How could Jesus endure such unjust suffering in silence? It was not because He was a stoic who merely set His face like flint toward an unescapable fate. Rather, He walked through this suffering in patient confidence that His Father was in sovereign control of all things and was accomplishing His divine purposes through it all. Peter says here in verse 23 that, He “kept entrusting Himself to Him who judges righteously.” The Greek word here translated as entrusting has to do with “handing something over.” Interestingly, it is the same word used to describe how Judas “handed Jesus over” to the chief priests (Mark 14:10); how the Sanhedrin “handed Him over” to Pilate (Mark 15:1); how Pilate “handed him over” to the people’s will (Luke 23:25); and how he handed Jesus over to the soldiers for crucifixion (Mark 15:15). Jesus was being handed over from one authority to another as He endured His suffering, but all the while He was handing Himself over to a greater authority: not one that judged based on fear, people pleasing, personal protection, nationalistic concerns, but to One who judges righteously; One who is sovereign over all other authorities; One who is always in control and working to bring good to those whom He loves and glory to Himself. Jesus kept entrusting Himself to the Father in absolute confidence that His purposes would be fulfilled.

He suffered faithfully. His confidence in God’s sovereignty, God’s goodness, and God’s faithfulness never faltered. He knew that the Father had not disappeared, become unconcerned with His plight, become displeased with the Son or lost control of the situation. He handed Himself over to the Father in confident faith. O Christian, look down that path of your suffering and see the footprints that glow thereupon! They are not leading along the side roads of depression and despair, frustration and failure, anxiety and abandonment; they are leading us through suffering in confident faith. Christ example shows us that when, literally in His case, all hell breaks loose on earth, God is enthroned over it all, and is just as good and loving and faithful as He was in our most pleasant days. So walk on. We walk on in the assurance that we can depend on Him even in our most difficult days of suffering. Christ knew that His suffering was not the end. He had not wandered aimlessly into it; He was walking victoriously through it. And if we follow Him, we can embrace the cross of suffering, knowing that it meets on a path that leads to glory.
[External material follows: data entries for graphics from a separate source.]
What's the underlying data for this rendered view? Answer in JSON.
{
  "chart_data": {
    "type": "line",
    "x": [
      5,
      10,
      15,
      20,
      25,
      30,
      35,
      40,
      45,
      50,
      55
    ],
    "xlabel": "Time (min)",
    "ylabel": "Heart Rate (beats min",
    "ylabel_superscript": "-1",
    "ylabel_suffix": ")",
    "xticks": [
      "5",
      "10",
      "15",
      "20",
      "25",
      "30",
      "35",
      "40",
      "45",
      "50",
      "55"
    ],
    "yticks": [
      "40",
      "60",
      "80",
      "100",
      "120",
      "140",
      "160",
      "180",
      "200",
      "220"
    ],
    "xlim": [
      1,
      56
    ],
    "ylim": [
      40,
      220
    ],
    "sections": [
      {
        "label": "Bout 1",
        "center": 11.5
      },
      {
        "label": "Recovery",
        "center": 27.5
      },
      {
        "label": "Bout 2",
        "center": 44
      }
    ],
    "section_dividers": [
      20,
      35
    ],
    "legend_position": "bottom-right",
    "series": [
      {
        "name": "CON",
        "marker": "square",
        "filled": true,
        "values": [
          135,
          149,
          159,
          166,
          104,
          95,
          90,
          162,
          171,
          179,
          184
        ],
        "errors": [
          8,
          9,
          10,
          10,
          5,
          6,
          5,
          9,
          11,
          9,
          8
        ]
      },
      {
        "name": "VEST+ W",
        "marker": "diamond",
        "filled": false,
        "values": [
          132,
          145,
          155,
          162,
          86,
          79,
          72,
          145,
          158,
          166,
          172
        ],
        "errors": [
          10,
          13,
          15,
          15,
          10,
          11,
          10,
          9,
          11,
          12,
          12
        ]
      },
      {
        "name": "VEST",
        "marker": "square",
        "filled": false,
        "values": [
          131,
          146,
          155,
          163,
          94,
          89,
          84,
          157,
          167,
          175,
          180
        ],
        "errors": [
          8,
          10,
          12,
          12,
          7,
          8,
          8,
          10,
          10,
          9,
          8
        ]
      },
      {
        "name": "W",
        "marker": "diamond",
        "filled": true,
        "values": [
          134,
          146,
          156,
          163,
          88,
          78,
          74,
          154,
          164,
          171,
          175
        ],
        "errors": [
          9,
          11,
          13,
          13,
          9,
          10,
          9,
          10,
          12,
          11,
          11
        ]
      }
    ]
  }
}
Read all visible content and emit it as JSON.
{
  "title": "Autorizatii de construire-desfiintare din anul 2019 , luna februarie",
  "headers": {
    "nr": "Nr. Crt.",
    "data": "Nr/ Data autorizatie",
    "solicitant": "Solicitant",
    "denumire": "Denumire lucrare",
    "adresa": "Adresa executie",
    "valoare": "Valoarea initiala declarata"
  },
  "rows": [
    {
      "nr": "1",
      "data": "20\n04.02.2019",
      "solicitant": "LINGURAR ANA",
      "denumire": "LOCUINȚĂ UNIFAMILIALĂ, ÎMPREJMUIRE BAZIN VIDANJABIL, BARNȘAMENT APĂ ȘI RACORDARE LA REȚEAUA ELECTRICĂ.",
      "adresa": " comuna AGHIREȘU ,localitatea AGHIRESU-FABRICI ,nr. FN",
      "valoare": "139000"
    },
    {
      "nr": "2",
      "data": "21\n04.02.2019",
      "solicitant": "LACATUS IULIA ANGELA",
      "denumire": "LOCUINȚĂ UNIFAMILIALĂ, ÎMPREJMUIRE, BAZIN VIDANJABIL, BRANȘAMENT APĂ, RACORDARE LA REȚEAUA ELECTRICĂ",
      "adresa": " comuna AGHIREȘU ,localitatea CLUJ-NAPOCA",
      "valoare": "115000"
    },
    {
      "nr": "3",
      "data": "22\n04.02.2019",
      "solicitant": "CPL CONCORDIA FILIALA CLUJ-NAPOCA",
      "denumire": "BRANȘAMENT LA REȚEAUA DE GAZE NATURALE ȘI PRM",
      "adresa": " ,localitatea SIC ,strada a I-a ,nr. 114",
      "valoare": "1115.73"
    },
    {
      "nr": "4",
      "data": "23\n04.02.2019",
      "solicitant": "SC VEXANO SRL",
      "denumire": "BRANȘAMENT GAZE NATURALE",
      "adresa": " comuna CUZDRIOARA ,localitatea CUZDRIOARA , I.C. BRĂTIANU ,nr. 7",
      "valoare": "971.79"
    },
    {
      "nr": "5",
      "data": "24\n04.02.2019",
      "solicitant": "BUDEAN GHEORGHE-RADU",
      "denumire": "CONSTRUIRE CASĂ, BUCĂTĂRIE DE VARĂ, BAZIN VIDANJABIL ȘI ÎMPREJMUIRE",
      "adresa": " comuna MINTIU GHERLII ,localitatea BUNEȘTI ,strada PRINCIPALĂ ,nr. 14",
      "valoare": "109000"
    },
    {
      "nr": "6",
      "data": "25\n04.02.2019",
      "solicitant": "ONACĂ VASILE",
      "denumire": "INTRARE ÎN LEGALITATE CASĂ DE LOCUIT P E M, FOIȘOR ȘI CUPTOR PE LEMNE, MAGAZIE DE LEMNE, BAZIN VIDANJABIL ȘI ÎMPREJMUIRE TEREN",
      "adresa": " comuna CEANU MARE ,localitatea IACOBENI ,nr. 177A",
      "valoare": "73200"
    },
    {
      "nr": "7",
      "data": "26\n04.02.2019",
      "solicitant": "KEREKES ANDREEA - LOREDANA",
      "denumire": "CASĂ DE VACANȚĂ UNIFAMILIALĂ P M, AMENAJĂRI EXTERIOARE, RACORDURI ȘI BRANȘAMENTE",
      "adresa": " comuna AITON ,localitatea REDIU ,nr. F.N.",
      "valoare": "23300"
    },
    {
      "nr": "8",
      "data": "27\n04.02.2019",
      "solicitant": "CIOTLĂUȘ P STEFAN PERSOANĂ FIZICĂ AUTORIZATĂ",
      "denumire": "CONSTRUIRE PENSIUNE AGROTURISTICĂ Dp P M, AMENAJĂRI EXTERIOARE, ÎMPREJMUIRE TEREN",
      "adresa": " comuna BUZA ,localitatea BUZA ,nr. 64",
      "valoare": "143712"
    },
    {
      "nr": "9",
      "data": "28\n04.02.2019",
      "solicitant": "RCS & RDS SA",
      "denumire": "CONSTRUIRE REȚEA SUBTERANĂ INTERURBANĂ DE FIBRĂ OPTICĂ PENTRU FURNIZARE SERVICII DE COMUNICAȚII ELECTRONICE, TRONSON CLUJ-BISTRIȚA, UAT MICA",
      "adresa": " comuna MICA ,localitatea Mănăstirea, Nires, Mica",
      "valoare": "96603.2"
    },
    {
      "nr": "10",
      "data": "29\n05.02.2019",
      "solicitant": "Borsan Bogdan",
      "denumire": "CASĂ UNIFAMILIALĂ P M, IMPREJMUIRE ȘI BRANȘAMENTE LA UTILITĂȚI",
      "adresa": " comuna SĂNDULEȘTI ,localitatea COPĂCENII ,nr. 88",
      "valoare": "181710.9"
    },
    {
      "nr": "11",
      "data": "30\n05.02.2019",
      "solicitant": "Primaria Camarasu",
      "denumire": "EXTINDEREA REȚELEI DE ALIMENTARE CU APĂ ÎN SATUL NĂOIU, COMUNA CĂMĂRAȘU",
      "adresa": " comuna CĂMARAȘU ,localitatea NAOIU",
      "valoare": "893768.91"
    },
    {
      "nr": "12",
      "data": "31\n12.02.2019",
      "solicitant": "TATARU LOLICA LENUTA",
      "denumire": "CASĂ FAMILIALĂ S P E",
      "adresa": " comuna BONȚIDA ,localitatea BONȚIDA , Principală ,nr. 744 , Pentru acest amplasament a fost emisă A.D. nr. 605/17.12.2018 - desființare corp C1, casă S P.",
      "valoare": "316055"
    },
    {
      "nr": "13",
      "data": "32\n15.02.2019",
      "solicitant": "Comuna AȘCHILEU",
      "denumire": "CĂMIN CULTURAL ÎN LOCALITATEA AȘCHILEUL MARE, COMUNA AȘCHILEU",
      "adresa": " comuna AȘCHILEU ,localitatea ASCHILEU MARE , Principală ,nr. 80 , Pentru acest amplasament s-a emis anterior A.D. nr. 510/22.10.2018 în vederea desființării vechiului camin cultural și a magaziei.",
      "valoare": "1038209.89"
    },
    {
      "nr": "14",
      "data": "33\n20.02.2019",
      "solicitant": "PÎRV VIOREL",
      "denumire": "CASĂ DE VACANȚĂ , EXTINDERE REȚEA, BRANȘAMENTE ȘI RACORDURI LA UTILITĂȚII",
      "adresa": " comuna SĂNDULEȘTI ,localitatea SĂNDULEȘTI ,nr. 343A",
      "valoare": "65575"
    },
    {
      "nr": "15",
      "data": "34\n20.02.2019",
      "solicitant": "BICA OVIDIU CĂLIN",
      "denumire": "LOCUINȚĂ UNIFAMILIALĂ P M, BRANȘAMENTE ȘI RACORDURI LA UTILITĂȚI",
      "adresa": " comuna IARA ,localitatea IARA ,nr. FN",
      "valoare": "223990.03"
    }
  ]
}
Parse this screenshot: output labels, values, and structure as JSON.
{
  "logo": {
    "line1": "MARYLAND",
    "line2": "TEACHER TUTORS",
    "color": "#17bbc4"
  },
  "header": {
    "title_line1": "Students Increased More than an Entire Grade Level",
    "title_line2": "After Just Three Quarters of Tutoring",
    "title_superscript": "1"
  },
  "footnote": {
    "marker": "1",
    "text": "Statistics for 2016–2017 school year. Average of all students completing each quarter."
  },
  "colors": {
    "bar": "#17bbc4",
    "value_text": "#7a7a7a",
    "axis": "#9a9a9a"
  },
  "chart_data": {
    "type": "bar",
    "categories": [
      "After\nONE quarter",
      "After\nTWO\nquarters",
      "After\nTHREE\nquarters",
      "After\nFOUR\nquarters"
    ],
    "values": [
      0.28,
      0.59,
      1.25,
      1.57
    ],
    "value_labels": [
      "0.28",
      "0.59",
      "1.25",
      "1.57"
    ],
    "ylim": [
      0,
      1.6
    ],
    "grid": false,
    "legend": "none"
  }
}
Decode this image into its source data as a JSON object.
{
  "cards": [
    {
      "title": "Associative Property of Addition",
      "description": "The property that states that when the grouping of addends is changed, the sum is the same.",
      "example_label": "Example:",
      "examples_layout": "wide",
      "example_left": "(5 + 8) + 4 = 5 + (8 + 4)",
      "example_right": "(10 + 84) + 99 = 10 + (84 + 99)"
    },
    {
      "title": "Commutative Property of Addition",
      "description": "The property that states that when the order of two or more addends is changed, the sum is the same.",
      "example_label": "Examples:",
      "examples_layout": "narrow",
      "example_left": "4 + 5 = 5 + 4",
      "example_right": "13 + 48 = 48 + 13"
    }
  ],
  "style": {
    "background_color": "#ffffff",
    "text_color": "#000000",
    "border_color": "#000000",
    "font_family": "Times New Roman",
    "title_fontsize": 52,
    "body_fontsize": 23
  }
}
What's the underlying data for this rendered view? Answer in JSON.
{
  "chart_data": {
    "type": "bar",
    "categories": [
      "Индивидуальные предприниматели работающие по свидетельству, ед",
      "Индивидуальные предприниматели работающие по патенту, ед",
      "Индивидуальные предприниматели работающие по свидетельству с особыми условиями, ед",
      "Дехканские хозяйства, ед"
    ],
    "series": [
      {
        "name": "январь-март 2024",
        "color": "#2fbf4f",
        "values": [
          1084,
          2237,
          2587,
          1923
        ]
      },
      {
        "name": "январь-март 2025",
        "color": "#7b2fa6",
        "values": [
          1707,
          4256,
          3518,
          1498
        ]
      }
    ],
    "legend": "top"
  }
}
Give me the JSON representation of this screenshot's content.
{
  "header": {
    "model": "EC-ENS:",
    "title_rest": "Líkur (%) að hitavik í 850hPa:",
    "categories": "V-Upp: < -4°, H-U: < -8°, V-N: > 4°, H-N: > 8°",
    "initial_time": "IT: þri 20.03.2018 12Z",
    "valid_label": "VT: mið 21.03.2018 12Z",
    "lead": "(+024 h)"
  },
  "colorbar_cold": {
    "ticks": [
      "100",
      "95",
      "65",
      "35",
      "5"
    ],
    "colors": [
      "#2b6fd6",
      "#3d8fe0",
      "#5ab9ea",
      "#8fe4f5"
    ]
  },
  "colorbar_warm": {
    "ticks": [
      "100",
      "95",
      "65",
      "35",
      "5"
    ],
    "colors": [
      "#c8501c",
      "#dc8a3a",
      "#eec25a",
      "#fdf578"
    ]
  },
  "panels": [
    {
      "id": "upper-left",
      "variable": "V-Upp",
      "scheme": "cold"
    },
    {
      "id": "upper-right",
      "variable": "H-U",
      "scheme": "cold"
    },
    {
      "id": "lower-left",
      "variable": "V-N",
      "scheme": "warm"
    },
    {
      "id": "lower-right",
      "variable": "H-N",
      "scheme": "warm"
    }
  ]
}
If we are following Christ, He is leading us on the way of the cross. For this reason, Dietrich Bonhoeffer said, “The cross is laid on every Christian. … the cross is not the terrible end to an otherwise godfearing and happy life, but it meets us at the beginning of our communion with Christ. When Christ calls a man, He bids him come and die. … Suffering, then,” Bonhoeffer said, “is the badge of true discipleship.” More recently, Karen Jobes has written, “One cannot step into the footsteps of Jesus and head off in any other direction than the direction He took, and His foosteps lead to the cross, through the grave, and onward to glory.” The apostle Paul put it this way in 2 Corinthians 4:17. “For momentary, light affliction is producing for us an eternal weight of glory far beyond all comparison.”

It maybe Crucifixion Friday now, all may be dark and painful. The cross we must bear for Christ may stand undeniably before you. But Resurrection Sunday is coming, and the footsteps of Christ lead us to it. Every year at Easter we sing Charles Wesley’s hymn, “Christ the Lord is Risen Today,” but the truths contained in that great hymn need to burn in our hearts every day. Particularly when we are suffering, it will help us to remember these words:

Soar we now where Christ hath led, Alleluia!
Following our exalted Head, Alleluia!
Made like Him, like Him we rise, Alleluia!
Ours the cross, the grave, the skies, Alleluia!